Blockchain, with its open-source nature, is perfectly suited for this.
Imagine a social media platform where rules for algorithmic preference are immutably coded in the backend, transparently and fairly accessible to every user and creator. You could even layer on analytics and metrics about current trends, top-performing content, etc.
Now combine this relatively complex dataset with gamification mechanics—and voilà—you’ve built an open, fair framework that helps users easily achieve virality and growth.
No more excuses: if people don’t like your content, it’s simply not compelling enough.
With that, we hope to slowly but surely wrap up this discussion.
While we’ve offered mild critique of the current SocialFi landscape, we’re excited about many novel use cases.
The fundamental flywheel of social growth remains unchanged, but Web3 elements can accelerate these processes and enhance user retention. While we urge founders to avoid focusing solely on monetary incentives, tokenization and financialization mechanisms can certainly play a role in driving social innovation.
In our view, the potential for distinctly new experiences is precisely what sets decentralized social apart from other crypto domains.
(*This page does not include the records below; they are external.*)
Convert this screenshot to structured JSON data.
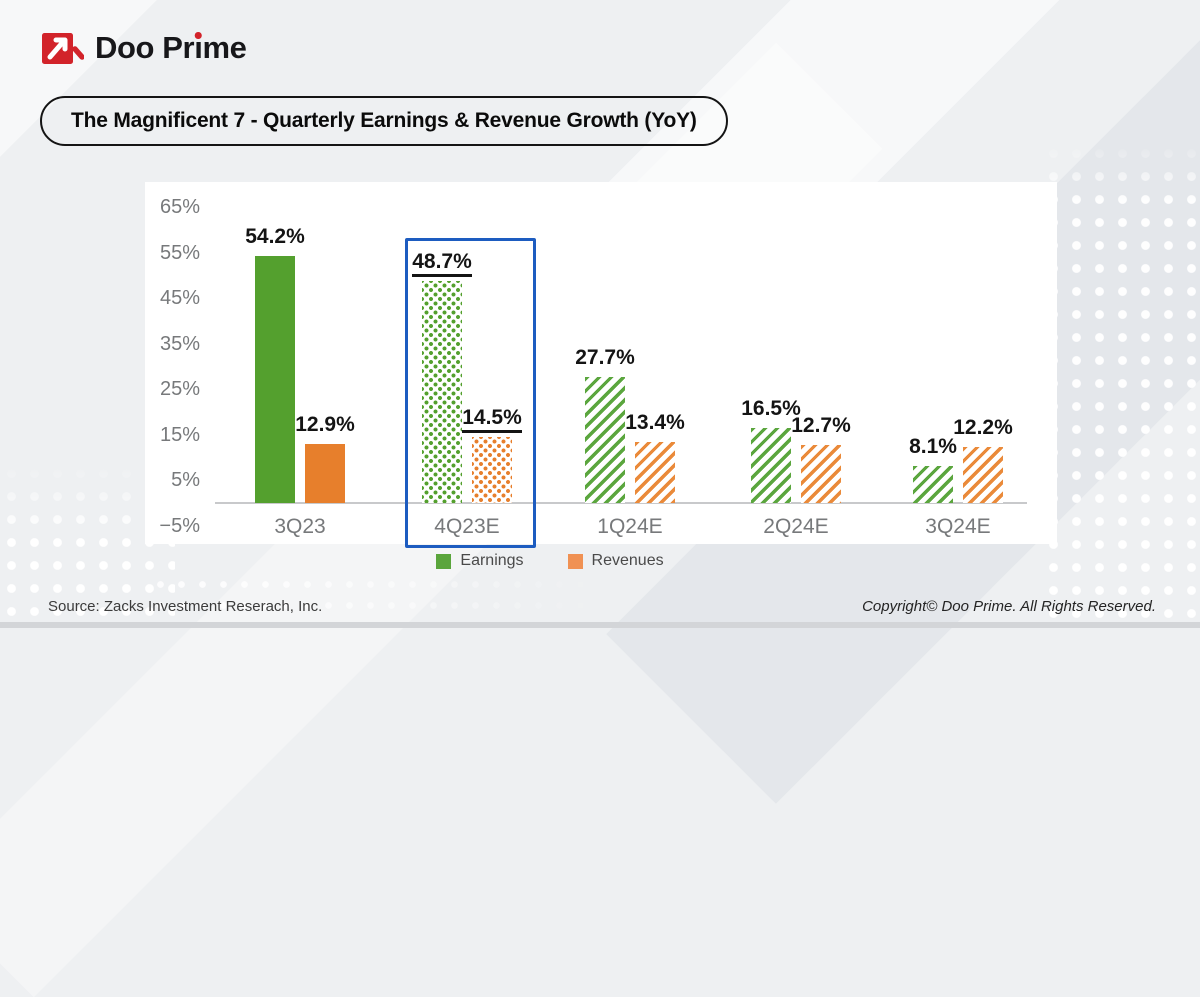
{
  "brand": {
    "name": "Doo Prime",
    "render": {
      "pre": "Doo Pr",
      "i": "ı",
      "post": "me"
    },
    "logo_red": "#d2232a"
  },
  "title": "The Magnificent 7 - Quarterly Earnings & Revenue Growth (YoY)",
  "chart_data": {
    "type": "bar",
    "title": "The Magnificent 7 - Quarterly Earnings & Revenue Growth (YoY)",
    "categories": [
      "3Q23",
      "4Q23E",
      "1Q24E",
      "2Q24E",
      "3Q24E"
    ],
    "series": [
      {
        "name": "Earnings",
        "key": "earnings",
        "color": "#54a02e",
        "values": [
          54.2,
          48.7,
          27.7,
          16.5,
          8.1
        ],
        "labels": [
          "54.2%",
          "48.7%",
          "27.7%",
          "16.5%",
          "8.1%"
        ]
      },
      {
        "name": "Revenues",
        "key": "revenues",
        "color": "#e77f2c",
        "values": [
          12.9,
          14.5,
          13.4,
          12.7,
          12.2
        ],
        "labels": [
          "12.9%",
          "14.5%",
          "13.4%",
          "12.7%",
          "12.2%"
        ]
      }
    ],
    "bar_styles": [
      "solid",
      "dots",
      "hatch",
      "hatch",
      "hatch"
    ],
    "highlight_category": "4Q23E",
    "highlight_box_color": "#1d5cc0",
    "ylim": [
      -5,
      65
    ],
    "ytick_values": [
      65,
      55,
      45,
      35,
      25,
      15,
      5,
      -5
    ],
    "ytick_labels": [
      "65%",
      "55%",
      "45%",
      "35%",
      "25%",
      "15%",
      "5%",
      "−5%"
    ],
    "grid": false,
    "legend_position": "bottom",
    "legend": [
      {
        "label": "Earnings",
        "color": "#5aa53c"
      },
      {
        "label": "Revenues",
        "color": "#f09153"
      }
    ]
  },
  "footer": {
    "source": "Source: Zacks Investment Reserach, Inc.",
    "copyright": "Copyright© Doo Prime. All Rights Reserved."
  }
}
Web3 elements appear capable of enabling radically new experiences at unprecedented scale—something that should attract interest beyond our insular bubble.
We also strongly advocate starting as a simple tool built atop existing social networks (like X or Instagram). This strategy can effectively kickstart growth and ensure smooth UX while focusing on delivering strong value propositions. Fantasy Top is a prime example of this approach. Not only did it fuel explosive early growth, but if they can further expand their user base and deepen engagement, they still have the potential to grow their own network.
Who knows—if we get it right, we might even leverage these same experiences to eventually impose the real added value of ownership, decentralization, and new monetary flows onto the masses as a secret Trojan horse.